House flipping -- buying a house, improving it and then selling it for a profit within a short period of time -- was popular a decade ago, peaking in 2005. That's when TV shows were dedicated to the topic and it seemed as if everyone was doing it.
It got quiet for a bit but now the real estate investment is trendy again. According to a report from property database ATTOM Data Solutions, flipping hit a 10-year high in 2016, with just over 193,000 condo and single-family homes flipped -- a 3.1 percent increase from the year before.
Flipped homes that year sold for a median price of $189,900, with a gross flipping profit of $62,624 above the median purchase price of $127,276. The gross flipping return on investment was 49.2 percent.
*The Right Time?
Flipping may be making a resurgence, but investors such as Jake Harris, managing partner of Harris Bay, a real estate investment company, say it's always a good time to flip a house.
"The market doesn't dictate the profit or the success of a flip," he says. "Everything is predicated on the purchase price. If you can buy a property at an under market price, you will be able to sell it for a profit most of the time."
Harris cautions would-be flippers to think about the high transactional costs of approximately 10 percent.
He explains selling stock has small commissions and fees and takes minutes while real estate has high commissions and fees and can take one to four months to complete. Also investors will lose money holding onto a property too long.
Harris' money breakdown: Buy a property for 75 to 80 percent of market value; spend about 8 percent on market value remodel; sell the property with 10 percent transactional fees; make a profit and pay taxes.
So a home purchased for $150,000, remodeled for $16,000 and sold for $200,000 will have $20,000 transactional cost. The profit? $14,000.
*Not So Easy
Flipping a house may seem easy, but think again.
"With all of the 'Flip This House' shows on TV, many people see the quick profits and assume they can do it, too," says home inspector Michael Marlow of Veteran Home Inspections. "As a home inspector, I see the flops that result."
He advises prospective flippers to only take on a project if they know what they're doing. "So many of the flips are unpermitted work and it shows," says Marlow, who has done a few successful flips of his own.

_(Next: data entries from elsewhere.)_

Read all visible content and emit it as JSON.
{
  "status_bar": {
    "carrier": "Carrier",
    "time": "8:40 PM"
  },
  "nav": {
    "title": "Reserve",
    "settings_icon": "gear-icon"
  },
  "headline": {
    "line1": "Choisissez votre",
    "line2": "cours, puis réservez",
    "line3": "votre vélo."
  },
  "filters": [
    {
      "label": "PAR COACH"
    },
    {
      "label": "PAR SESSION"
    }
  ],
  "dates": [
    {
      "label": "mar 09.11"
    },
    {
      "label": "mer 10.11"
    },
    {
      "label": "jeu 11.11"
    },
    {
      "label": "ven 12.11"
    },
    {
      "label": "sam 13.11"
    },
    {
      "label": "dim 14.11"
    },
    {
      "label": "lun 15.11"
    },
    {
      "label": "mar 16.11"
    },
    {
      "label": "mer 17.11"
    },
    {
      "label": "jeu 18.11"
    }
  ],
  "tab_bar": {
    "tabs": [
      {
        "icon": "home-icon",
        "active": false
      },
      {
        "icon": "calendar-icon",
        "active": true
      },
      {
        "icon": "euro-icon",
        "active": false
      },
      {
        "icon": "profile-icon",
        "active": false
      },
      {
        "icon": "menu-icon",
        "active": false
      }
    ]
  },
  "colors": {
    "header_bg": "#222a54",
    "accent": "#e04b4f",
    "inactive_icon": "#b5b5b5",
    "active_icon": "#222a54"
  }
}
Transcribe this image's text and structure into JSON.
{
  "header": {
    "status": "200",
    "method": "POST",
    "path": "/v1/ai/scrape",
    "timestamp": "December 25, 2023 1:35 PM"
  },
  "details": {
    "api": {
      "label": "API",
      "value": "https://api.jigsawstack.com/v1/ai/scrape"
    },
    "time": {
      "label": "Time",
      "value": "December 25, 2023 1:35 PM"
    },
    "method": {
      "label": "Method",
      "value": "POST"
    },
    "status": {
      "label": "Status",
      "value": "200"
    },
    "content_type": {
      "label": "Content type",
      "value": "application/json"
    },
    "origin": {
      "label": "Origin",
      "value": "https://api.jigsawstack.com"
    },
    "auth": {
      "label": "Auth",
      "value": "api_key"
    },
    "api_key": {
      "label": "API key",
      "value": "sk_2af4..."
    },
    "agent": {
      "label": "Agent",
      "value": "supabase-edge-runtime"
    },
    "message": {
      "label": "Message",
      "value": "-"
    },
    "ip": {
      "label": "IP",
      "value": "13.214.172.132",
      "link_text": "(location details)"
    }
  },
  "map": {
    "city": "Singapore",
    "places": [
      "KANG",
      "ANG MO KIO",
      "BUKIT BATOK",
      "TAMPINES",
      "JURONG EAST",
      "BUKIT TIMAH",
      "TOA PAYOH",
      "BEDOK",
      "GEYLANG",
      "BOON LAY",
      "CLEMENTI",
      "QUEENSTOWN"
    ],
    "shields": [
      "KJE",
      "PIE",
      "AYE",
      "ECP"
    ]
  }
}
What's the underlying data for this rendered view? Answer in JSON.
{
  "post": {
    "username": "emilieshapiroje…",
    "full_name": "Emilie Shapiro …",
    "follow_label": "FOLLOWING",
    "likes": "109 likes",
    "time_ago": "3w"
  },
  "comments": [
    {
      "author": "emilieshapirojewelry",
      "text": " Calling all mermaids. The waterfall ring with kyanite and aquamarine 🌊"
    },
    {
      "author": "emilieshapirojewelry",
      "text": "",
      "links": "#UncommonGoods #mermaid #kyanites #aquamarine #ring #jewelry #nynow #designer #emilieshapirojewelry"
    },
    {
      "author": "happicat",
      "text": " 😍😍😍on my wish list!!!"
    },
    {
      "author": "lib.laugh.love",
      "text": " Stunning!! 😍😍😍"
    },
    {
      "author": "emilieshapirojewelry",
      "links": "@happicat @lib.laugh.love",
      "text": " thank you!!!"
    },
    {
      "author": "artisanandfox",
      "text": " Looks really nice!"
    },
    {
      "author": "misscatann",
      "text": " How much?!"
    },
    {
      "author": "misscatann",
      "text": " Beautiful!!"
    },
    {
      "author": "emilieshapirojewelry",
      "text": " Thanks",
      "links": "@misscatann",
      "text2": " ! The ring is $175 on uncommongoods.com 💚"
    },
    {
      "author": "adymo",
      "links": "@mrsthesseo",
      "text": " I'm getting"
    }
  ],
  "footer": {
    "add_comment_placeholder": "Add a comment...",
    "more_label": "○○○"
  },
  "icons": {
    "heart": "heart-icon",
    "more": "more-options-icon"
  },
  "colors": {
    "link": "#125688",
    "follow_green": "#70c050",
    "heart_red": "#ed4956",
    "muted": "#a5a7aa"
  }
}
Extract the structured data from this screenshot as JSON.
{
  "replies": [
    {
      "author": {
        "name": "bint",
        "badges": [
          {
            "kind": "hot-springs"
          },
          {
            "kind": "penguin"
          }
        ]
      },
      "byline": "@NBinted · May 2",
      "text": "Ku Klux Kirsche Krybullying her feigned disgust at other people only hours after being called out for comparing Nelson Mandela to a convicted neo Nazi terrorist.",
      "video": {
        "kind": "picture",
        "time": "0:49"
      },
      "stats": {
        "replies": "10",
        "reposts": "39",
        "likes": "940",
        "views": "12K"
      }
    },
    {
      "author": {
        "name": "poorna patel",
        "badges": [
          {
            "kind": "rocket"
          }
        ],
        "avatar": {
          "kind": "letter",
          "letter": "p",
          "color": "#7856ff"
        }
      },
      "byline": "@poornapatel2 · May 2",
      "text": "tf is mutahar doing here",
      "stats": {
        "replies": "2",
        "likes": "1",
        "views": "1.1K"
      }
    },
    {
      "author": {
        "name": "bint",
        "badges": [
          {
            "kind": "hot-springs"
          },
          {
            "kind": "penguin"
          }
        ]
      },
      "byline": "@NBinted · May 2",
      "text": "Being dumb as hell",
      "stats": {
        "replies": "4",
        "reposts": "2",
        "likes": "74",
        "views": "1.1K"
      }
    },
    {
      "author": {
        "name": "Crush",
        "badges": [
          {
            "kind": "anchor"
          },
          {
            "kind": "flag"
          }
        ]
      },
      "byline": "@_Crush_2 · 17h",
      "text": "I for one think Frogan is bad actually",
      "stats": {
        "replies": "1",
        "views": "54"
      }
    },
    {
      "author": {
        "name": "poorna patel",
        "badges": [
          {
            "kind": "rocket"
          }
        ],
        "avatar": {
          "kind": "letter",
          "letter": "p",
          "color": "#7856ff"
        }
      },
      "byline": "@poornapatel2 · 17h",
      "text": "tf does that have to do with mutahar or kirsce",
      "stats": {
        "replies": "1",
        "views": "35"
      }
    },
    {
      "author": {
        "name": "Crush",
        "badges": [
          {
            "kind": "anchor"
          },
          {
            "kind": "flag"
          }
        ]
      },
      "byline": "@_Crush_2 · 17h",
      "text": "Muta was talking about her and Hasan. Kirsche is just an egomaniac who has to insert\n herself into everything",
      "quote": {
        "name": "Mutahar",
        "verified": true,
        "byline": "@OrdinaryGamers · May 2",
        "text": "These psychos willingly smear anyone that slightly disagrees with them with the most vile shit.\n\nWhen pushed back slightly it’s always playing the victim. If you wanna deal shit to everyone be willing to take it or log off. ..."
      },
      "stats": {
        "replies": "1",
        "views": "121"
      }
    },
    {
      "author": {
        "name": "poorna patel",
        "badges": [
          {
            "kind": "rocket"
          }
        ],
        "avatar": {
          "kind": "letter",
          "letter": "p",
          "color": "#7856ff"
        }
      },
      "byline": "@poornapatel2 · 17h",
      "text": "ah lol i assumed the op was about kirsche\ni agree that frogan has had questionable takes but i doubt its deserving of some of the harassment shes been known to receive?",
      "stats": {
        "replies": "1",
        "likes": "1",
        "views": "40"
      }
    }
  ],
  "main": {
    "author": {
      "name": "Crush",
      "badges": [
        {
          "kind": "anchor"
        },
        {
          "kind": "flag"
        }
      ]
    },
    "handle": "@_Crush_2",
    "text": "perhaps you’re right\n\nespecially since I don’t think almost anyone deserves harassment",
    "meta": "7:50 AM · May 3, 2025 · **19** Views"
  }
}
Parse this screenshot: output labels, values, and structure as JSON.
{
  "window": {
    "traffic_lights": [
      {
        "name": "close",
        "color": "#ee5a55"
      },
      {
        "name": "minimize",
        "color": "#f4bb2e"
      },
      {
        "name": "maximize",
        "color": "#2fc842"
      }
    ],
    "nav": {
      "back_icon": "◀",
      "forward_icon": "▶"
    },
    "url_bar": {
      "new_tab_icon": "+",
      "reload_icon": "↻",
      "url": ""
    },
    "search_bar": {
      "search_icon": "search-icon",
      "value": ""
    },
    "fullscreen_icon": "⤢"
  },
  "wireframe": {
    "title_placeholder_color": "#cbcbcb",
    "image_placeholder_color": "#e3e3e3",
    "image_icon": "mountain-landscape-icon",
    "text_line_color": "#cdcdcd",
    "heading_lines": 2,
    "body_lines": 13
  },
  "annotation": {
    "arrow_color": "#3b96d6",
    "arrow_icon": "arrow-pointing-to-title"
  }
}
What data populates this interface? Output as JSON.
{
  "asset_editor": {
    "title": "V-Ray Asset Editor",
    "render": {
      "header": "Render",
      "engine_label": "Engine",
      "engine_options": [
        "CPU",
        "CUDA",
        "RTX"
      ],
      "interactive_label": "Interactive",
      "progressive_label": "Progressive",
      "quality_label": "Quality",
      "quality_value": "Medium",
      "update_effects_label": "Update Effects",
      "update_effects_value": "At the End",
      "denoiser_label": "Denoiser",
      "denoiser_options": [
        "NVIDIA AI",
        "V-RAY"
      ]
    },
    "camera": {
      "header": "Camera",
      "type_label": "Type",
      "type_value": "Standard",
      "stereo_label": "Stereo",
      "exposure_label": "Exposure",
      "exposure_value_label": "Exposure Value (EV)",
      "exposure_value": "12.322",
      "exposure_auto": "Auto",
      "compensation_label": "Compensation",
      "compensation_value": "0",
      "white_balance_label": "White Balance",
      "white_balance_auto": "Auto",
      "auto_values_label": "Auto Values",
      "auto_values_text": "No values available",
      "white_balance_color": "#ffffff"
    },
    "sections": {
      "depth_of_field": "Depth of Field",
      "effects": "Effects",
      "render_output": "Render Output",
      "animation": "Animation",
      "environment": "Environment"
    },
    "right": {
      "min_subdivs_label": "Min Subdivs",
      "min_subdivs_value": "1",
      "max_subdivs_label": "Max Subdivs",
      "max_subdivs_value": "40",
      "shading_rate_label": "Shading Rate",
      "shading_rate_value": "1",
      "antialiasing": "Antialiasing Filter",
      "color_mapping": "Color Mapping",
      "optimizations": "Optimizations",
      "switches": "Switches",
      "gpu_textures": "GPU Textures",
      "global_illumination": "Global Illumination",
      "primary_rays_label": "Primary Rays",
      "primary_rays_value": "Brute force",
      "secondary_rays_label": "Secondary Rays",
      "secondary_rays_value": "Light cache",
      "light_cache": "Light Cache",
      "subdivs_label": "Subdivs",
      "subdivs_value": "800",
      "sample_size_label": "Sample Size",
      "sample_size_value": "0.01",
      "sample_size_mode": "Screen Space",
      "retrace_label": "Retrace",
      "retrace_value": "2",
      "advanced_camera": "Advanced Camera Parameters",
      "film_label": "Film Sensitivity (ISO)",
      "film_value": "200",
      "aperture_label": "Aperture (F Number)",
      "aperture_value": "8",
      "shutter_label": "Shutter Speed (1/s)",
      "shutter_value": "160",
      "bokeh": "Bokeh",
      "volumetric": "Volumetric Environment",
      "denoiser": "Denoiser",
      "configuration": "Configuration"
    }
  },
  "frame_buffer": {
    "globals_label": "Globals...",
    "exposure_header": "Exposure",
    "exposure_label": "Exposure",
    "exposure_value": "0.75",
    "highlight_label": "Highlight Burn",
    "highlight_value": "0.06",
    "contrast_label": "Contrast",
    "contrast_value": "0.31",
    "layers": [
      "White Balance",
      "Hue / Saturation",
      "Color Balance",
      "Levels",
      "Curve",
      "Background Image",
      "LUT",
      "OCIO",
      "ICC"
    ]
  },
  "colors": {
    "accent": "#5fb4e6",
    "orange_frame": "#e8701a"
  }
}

The home inspector suggests avoiding guru-type seminars on flipping homes and instead doing basic research on the internet, on sites like BiggerPockets and FlipNerd.com.
Once an investor does the basic research, it's time to find properties that are below market value. Realize that many listings have already been reviewed and passed over by experienced investors.
"The key to flipping is buying homes at the right price," says Ernie Rafailides of Bayview Management. He suggests hiring a real estate agent to help you understand the market and learn what buyers want.
Always get permits and insurance. Make sure contractors you hire are licensed and insured as well.
"Consider setting up a separate corporation or limited liability for this adventure -- even though you may be personally guaranteeing loans, separate entities limit your liability and may protect you from other issues not involving a lender," says Rafailides.
Have a backup plan for the property, such as renting it if it won't sell and knowing how much rent to charge.
*Work, Work, Work
Flipping is not for the shy, inexperienced or cash-strapped. The projects are intensive and require significant amounts of time and commitment.
"It's lots of work," says Aaron Norris of The Norris Group, a real estate investing company, who says the get-rich-quick shows on TV make flipping "seem riskless," which he calls unfortunate.
"Small mom and pop investors all over the country work hard to get these deals, fix them up and then resell," Norris says. "They create jobs, improve neighborhoods, and everyone benefits when that happens."
Networking in the industry is important which is why Norris recommends joining local real estate investment clubs. Investors will learn about raising money, buying strategies, self-directed IRAs and other topics.
"You'll rub elbows with realtors, other investors, contractors and lots of people in surrounding service sectors," he says.
Still, flipping isn't necessarily a long-term opportunity.
"While flipping may initially boost your cash flow, the main problem is over the long haul, you will be always chasing cash and deals to make money and avoid taxes," says Rafailides.
Start small, with one property, and see how it goes.